The Stars Beneath Our Feet is a debut novel for David Barclay Moore. It is an all-to-realistic coming of age contemporary  novel, and Lolly is a wonderfully flawed character full of contradictions (like choosing Legos over video games). As Lolly tries to reassemble his life through the metaphor of Lego building blocks, life on the city streets is also becoming more and more complicated. Luckily, Moore has surrounded him with people who are caring and supportive - his gay mom, Yvonne, who is trying to help him through the grieving process by giving him Legos, the only thing she can do, Mr. Ali, who has recognized that Lolly needs to work through the trauma of losing his brother so violently, even his dad comes through, though not as much as Lolly would like. And their story threads together with those of Lolly, Big Alice, and Vega make this such a full-bodied novel.

Harlem is also as much a character in this novel as anyone, providing a living backdrop for Lolly’s important slice-of-life story. But, the danger those street hold for young men of color like Lolly isn’t something most people know or even think about and Moore has captured it with brutal honesty, compassion, and even humor. 

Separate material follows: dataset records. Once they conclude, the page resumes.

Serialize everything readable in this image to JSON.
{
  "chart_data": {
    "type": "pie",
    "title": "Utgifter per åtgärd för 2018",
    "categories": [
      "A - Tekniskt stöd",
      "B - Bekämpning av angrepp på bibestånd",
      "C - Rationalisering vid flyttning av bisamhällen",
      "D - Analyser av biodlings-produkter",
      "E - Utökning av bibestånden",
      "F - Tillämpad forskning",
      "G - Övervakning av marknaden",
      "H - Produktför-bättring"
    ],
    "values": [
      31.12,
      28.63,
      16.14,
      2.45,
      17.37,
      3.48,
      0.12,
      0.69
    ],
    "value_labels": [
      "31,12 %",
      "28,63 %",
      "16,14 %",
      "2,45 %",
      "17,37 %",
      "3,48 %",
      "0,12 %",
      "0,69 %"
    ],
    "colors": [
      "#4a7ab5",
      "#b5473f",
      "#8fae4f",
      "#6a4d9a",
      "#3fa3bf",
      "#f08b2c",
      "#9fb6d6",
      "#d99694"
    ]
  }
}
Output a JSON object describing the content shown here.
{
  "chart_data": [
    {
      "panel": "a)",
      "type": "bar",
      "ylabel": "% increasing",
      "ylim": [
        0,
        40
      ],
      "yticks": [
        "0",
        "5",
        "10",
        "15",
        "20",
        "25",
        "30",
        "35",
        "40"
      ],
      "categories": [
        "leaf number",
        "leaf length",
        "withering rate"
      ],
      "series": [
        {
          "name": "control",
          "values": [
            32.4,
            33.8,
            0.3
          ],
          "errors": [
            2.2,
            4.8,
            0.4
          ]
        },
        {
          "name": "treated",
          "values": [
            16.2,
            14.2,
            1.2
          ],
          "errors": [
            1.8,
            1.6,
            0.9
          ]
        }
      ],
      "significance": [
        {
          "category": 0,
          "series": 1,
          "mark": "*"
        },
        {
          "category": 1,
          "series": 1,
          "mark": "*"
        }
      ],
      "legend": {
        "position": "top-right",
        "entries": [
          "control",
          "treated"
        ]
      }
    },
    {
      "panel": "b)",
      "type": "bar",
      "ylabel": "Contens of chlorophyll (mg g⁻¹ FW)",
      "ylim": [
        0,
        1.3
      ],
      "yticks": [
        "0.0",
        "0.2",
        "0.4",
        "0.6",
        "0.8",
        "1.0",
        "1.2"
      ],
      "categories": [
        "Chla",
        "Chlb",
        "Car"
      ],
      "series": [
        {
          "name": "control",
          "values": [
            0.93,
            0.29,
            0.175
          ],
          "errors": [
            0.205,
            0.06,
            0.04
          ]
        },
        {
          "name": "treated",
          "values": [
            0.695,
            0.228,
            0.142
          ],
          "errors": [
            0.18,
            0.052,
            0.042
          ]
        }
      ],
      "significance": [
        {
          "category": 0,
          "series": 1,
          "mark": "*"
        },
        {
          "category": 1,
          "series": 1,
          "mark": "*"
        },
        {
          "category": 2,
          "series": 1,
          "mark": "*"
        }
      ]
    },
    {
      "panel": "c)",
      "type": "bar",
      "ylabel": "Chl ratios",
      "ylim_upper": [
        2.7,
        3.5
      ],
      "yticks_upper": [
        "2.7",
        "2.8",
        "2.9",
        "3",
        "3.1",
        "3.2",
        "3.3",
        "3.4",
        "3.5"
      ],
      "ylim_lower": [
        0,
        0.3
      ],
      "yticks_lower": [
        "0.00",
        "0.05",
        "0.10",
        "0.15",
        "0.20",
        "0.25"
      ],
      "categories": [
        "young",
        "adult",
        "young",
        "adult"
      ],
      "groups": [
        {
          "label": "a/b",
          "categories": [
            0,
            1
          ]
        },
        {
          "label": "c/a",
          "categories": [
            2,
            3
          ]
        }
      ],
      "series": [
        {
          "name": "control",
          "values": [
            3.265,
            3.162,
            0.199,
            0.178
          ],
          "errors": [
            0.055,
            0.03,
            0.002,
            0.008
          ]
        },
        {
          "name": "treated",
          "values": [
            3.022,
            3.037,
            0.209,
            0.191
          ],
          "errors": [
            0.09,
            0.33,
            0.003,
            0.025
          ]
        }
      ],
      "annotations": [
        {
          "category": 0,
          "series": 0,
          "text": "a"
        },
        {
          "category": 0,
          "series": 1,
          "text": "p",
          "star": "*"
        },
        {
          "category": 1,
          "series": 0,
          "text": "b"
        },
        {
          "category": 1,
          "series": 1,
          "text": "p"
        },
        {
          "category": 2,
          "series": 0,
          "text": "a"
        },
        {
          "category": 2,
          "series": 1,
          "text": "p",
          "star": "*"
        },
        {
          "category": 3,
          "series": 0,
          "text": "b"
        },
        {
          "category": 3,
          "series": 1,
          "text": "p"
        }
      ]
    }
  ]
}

From the moment I started reading The Stars Beneath Our Feet, I could’t put it down. It may not be a book for everyone, but it is certainly a worthwhile read and, I think, a real eye-opener for many. Moore’s final message in this novel - it is not just family, but also community that can help change things for kids. 

This book is recommended for readers age 10+
This book was an ARC received from the publisher, Alfred A. Knopf


  1. Our conversation about this really helped me understand it more. I still don't think it's a good fit for my suburban, Midwestern students, but I now know it isn't as "mean" as it seemed to me!

    1. Our conversation, which also helped me, is what prompted me to say it might not be a book for everyone, but I do think kids in urban areas will appreciate what Lolly is going through.

  2. What a clear and detailed review. This book sounds fascinating, and I'm especially compelled to read it after reading the above comments.